J.S. Bach: Violin Partita No. 1 in B minor, BWV 1002 (Julia Fischer, violin)
Fischer is not only known for her breathtaking precision, her perfect understanding of rhythm and tension but also for her strong personal opinions. “I really can’t deal with social media, I don’t use Facebook, Twitter, or Instagram,” Fischer explains, “because I want to be able to get in contact with my audience in a more controlled, and maybe less frequent way than many of my colleagues.”

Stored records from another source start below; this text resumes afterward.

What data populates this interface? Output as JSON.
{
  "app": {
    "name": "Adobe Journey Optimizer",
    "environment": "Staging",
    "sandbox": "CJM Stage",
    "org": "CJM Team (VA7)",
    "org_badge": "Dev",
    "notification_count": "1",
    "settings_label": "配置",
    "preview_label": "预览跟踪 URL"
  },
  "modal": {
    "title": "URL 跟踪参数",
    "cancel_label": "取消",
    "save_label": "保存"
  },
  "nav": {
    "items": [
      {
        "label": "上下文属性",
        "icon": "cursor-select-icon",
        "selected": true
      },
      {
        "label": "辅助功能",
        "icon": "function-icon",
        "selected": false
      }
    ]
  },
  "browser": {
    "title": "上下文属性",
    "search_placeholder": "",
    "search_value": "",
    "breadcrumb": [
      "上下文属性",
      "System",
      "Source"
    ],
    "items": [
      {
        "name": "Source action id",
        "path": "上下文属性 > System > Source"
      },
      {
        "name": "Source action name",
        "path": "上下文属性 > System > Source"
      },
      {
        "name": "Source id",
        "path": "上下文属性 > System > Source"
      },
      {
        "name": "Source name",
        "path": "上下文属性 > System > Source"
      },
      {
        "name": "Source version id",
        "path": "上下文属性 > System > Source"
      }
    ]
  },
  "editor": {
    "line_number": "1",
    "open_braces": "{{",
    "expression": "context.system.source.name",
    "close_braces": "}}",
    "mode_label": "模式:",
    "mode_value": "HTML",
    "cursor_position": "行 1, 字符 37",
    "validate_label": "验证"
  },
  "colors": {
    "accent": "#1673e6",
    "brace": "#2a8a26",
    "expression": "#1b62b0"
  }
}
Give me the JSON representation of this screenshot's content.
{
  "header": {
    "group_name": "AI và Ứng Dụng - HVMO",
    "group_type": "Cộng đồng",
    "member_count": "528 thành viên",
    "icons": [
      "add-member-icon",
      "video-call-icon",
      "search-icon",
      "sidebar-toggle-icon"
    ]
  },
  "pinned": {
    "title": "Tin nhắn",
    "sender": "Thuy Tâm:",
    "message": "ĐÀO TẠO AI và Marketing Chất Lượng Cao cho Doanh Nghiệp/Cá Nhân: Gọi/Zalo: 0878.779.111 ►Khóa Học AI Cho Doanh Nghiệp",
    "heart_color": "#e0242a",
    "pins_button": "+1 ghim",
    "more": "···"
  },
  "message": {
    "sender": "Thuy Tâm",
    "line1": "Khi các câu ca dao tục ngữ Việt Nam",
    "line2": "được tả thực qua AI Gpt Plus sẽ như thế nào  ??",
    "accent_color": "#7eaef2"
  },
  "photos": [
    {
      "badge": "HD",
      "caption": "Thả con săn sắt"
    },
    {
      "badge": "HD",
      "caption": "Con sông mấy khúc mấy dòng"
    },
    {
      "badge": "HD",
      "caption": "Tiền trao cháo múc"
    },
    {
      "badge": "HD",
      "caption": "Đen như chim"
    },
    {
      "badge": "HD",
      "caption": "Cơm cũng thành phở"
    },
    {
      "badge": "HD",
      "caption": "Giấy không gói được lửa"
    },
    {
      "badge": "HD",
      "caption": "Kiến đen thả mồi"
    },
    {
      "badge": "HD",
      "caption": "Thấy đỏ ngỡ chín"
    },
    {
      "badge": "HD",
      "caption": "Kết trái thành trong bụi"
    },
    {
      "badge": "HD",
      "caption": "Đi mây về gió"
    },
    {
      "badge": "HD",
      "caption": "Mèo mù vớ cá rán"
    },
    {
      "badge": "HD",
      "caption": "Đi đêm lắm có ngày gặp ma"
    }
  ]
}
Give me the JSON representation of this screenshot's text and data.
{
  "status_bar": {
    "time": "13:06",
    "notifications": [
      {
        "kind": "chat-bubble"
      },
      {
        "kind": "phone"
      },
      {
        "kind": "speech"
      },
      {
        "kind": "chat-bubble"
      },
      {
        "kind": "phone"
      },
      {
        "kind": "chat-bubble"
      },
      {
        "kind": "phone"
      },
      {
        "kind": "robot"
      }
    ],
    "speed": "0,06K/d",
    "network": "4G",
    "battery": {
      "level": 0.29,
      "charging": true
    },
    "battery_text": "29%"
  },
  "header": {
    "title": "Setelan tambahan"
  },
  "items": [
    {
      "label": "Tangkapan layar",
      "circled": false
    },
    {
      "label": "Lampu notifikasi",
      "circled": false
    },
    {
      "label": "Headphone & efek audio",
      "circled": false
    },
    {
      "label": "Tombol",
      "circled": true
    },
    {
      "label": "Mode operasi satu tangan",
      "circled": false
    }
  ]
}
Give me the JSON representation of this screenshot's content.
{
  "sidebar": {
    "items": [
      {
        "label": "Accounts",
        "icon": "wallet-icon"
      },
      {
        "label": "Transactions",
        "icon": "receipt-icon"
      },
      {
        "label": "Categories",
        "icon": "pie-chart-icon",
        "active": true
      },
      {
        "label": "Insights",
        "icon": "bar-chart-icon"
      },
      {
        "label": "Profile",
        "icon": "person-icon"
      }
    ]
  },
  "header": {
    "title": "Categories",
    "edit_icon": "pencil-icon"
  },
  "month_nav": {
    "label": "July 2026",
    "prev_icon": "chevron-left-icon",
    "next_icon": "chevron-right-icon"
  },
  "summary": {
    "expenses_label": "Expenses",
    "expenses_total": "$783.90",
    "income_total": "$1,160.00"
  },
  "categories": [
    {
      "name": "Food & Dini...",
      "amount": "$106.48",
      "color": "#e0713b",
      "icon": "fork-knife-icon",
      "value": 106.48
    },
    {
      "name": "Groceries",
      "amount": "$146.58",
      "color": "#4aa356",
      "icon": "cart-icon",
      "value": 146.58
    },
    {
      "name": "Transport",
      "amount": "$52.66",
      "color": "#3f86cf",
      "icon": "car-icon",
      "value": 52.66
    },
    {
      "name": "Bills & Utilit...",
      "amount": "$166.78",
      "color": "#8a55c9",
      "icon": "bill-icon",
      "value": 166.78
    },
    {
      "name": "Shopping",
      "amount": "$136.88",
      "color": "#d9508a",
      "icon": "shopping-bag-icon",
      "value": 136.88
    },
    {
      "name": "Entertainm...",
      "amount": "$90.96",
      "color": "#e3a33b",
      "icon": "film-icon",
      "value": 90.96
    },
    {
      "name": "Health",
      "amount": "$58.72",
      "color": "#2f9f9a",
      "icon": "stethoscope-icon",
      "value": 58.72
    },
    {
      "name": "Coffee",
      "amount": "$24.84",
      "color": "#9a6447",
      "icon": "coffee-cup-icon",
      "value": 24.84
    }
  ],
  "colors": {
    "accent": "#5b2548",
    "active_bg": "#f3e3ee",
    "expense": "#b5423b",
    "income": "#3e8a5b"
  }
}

As such, she established an online platform, the “JF Club” that allows her to communicate directly with her fans. It presents exclusive audio and video footage, plus personal insights into her music and her work. Fischer often wonders how to get more people excited by classical music, and “how to let people know that, from my point of view, the common separation between serious and light music leads nowhere. The only distinction I find useful is between good and bad music.” For Fischer, the purpose of a concert is not to amuse or entertain the audience. “The purpose of a concert, and of classical music as a whole, is to inspire people to think in one way or another. I don’t go on stage as part of the entertainment world but as part of the art world. I still stand by these words when I’m asked why I refuse to do crossover; I don’t think crossover is the right way to make classical music popular.”